OMAGGIO ALLA CATALOGNA
di Franco Astengo
Questo testo contiene
semplicemente un piccolo frammento del primo capitolo del celebre Omaggio alla Catalogna scritto da George
Orwell nel 1938 di ritorno dall’aver militato nelle fila repubblicane nella
guerra civile di Spagna. S’intende con questa microscopica operazione di
semplice copiatura rendere nuovamente, in questi tempi difficili e drammatici,
un omaggio alla Catalogna: non si dispone delle conoscenze e delle capacità per
entrare nel merito della vicenda che, in queste ore, sta mettendo alla prova
l’intero tessuto democratico della Spagna. Un presunto tessuto democratico
quello spagnolo che si dimostra ancora in una fase di transizione dal mai
dimenticato franchismo, con il ritorno in prima linea da protagonista del
regime della Guardia Civil. Esiste però, in questo frangente, l’emergere di una
faglia che neppure Rokkan ha inserito nei suoi testi fondamentali riguardanti i
cleavages politici (vi si parla di centro/periferia): la linea di demarcazione
tra monarchia e repubblica.
La Catalogna
soffrì soprattutto durante la guerra civile e in seguito per essersi dimostrata
fieramente repubblicana (anche per altri fattori, beninteso, che non debbono
essere dimenticati come quello della forte presenza anarchica e di marxisti non
osservanti rispetto al regime stalinista dell’URSS: basti ricordare le vicende
del POUM).
La divisione
Monarchia/Repubblica attraversa ancora il tessuto politico e sociale e si
tratta di una divisione per la quale è naturale ancor oggi prendere posizione.
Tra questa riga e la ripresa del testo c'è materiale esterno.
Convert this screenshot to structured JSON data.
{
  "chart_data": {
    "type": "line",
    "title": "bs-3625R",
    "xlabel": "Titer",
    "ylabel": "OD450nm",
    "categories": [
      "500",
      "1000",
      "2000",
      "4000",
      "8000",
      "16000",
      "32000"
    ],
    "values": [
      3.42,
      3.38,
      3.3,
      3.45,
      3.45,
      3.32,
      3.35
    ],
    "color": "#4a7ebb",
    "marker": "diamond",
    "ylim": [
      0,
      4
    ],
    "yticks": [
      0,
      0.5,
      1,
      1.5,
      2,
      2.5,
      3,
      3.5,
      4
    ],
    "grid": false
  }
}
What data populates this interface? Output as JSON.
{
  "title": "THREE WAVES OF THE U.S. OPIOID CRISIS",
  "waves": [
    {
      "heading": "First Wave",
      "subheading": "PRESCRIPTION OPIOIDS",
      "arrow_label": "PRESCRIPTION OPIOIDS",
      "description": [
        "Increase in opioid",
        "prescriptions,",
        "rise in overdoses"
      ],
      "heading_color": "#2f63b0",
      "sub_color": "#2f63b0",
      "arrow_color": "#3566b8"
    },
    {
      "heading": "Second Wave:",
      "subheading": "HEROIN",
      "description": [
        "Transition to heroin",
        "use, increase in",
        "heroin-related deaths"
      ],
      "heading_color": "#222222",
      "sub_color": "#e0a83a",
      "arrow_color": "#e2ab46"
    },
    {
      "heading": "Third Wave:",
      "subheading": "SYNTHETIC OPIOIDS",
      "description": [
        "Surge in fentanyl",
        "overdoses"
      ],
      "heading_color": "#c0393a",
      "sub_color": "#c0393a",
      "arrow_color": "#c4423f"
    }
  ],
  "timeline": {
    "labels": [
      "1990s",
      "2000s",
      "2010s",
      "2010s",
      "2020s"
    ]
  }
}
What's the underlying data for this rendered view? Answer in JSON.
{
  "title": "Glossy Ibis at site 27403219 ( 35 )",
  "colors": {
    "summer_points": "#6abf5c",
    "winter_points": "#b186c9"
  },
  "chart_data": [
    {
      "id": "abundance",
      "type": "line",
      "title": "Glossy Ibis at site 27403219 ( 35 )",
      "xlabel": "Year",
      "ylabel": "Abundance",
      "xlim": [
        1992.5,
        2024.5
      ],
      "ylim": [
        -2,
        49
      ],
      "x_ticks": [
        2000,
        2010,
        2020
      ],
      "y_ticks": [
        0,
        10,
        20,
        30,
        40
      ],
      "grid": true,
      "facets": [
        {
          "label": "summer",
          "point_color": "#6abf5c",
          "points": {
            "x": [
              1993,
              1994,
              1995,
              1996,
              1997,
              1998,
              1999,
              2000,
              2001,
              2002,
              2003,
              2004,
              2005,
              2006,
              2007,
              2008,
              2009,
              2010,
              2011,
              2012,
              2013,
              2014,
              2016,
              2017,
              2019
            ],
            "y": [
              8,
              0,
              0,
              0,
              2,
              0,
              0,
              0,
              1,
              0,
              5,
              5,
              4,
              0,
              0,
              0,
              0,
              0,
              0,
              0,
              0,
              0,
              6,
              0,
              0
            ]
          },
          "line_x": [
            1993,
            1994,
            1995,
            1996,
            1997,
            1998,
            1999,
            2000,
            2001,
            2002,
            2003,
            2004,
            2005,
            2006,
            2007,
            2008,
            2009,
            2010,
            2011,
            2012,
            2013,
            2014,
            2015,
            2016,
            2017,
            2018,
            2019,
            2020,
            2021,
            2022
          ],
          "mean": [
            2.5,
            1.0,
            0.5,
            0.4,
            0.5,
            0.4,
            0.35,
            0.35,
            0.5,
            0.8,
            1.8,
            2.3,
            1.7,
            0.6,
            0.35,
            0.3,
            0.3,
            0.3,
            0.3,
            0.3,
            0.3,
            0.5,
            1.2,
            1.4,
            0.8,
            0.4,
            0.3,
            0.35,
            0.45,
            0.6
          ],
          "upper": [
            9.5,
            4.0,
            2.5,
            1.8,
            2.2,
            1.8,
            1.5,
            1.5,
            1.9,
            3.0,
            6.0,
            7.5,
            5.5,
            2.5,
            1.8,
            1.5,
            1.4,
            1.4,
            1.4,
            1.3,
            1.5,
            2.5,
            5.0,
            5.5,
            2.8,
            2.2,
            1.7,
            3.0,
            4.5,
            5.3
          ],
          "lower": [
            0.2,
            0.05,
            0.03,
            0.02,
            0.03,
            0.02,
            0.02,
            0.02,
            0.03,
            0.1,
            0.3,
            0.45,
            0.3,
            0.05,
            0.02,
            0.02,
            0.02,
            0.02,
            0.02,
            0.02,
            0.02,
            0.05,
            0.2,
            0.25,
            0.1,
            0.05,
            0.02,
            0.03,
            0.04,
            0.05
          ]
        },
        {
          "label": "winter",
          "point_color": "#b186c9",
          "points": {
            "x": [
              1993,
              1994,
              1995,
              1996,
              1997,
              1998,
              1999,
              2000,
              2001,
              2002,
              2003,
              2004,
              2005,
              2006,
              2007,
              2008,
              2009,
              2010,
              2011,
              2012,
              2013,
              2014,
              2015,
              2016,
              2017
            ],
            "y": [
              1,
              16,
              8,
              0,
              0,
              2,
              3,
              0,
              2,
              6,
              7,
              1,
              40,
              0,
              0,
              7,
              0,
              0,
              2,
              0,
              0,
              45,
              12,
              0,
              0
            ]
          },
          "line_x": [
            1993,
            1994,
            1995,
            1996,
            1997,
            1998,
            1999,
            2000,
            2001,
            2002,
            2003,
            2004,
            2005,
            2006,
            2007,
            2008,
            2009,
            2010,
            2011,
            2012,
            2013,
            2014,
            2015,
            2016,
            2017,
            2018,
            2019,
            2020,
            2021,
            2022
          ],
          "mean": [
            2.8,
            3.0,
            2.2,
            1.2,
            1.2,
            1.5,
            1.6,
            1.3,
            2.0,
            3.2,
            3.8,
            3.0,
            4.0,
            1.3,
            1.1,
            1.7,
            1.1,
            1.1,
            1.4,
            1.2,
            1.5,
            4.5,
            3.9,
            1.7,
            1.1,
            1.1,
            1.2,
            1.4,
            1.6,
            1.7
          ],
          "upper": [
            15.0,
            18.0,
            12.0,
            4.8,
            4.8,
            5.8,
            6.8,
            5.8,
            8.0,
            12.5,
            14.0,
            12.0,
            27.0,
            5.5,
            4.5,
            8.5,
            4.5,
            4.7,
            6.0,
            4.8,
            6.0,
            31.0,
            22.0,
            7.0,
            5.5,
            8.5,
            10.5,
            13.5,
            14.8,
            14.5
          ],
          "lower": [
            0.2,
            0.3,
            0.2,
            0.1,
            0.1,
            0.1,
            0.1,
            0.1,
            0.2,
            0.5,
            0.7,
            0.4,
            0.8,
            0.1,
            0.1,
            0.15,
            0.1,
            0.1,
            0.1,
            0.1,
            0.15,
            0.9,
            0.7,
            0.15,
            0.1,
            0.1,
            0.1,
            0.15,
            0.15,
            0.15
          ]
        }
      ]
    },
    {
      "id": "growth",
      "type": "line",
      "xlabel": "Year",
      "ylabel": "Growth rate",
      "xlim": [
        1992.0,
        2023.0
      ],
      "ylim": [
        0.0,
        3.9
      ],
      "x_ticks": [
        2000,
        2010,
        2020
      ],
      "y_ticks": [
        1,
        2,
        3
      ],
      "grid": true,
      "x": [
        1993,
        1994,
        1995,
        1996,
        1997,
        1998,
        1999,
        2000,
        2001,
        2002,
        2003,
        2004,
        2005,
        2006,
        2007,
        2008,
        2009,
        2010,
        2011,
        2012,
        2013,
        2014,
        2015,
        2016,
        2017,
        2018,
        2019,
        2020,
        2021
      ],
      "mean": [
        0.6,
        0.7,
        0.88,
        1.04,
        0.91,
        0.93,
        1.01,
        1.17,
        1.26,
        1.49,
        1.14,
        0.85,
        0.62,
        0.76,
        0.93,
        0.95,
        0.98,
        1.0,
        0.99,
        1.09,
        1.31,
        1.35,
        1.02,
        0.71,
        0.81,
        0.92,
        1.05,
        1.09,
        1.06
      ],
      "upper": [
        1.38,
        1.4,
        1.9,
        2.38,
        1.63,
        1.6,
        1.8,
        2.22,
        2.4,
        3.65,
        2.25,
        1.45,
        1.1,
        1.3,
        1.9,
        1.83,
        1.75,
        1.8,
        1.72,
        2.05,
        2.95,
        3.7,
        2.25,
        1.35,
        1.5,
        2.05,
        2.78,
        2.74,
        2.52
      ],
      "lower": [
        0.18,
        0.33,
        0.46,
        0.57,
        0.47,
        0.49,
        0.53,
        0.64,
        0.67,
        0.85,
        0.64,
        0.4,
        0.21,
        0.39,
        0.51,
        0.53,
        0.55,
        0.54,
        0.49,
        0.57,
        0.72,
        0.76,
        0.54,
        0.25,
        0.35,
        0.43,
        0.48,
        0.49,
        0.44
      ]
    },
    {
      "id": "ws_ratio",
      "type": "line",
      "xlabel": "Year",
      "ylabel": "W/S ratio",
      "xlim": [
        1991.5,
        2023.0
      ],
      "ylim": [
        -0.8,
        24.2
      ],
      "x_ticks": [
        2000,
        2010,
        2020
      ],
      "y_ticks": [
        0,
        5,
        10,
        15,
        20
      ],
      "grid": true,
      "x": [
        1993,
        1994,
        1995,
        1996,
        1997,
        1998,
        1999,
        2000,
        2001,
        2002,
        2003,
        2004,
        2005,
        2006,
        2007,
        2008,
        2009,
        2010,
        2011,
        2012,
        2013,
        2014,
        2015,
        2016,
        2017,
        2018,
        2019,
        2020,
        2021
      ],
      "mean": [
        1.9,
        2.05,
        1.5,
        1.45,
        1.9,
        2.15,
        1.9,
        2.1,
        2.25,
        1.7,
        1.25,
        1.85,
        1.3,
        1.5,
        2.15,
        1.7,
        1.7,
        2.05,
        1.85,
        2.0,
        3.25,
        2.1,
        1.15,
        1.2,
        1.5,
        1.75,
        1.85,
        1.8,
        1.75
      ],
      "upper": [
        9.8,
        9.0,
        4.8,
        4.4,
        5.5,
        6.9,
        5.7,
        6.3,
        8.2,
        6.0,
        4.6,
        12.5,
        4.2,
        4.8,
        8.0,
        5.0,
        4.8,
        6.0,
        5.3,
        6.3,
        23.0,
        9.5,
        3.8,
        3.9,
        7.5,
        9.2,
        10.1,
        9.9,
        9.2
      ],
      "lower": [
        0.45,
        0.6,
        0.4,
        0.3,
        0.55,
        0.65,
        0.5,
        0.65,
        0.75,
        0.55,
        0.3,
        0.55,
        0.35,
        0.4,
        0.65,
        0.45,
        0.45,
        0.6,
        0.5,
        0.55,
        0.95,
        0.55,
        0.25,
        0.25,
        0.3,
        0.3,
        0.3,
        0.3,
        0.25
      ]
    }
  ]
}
Si tratta della grande divisione storica per la sinistra che non può che essere
repubblicana, al di là dei momentanei tatticismi che pure fanno parte della
storia e che non possono essere negati, come l’insieme delle contraddizioni che
emergono sempre nei grandi passaggi epocali.
“L’esprit republicain” però: sempre e
comunque, al di sopra di tutto. Ecco poche righe da Orwell:
“[..] Le bandiere rosse di Barcellona, le sparute
tradotte cariche di soldati male in arnese che si trascinavano a fatica verso
il fronte, le cittadine grigie e più avanti sconvolte dalla guerra, le trincee
fangose e gelate sulle montagne. Era la fine di dicembre del 1936, neanche
sette mesi fa, eppure è un periodo che si è già allontanato a un’enorme distanza
dal passato. Gli eventi successivi l’hanno cancellato ancor più completamente
di quanto abbiamo cancellato il 1935 o addirittura il 1905. Ero arrivato in
Spagna con la vaga idea di scrivere articoli per la stampa, ma poi mi ero
arruolato quasi subito nella milizia, perché in quel momento e in
quell’atmosfera sembrava l’unica cosa concepibile da fare. Gli anarchici
mantenevano ancora il virtuale controllo della Catalogna e la rivoluzione era
ancora in pieno corso. Qualcuno che fosse stato lì sin dall’inizio forse
avrebbe avuto già a dicembre e a gennaio che il periodo rivoluzionario stesse
finendo, ma se si era appena arrivati dall’Inghilterra bastava guardarsi
attorno a Barcellona per essere sorpresi e soggiogati. Era la prima volta che
mi trovavo in una città dove la classe operaia era saldamente in sella.
Praticamente tutti gli edifici,
piccoli o grandi che fossero, erano stati occupati dagli operai ed erano
pavesati di bandiere rosse o di quelle rossonere degli anarchici; su ogni muro
c’erano disegnati falci e martelli e le sigle dei partiti rivoluzionari...”.
Questo
soltanto per semplice testimonianza di un altro “assalto al cielo” da non
dimenticare anche oggi in tempi apparentemente così diversi.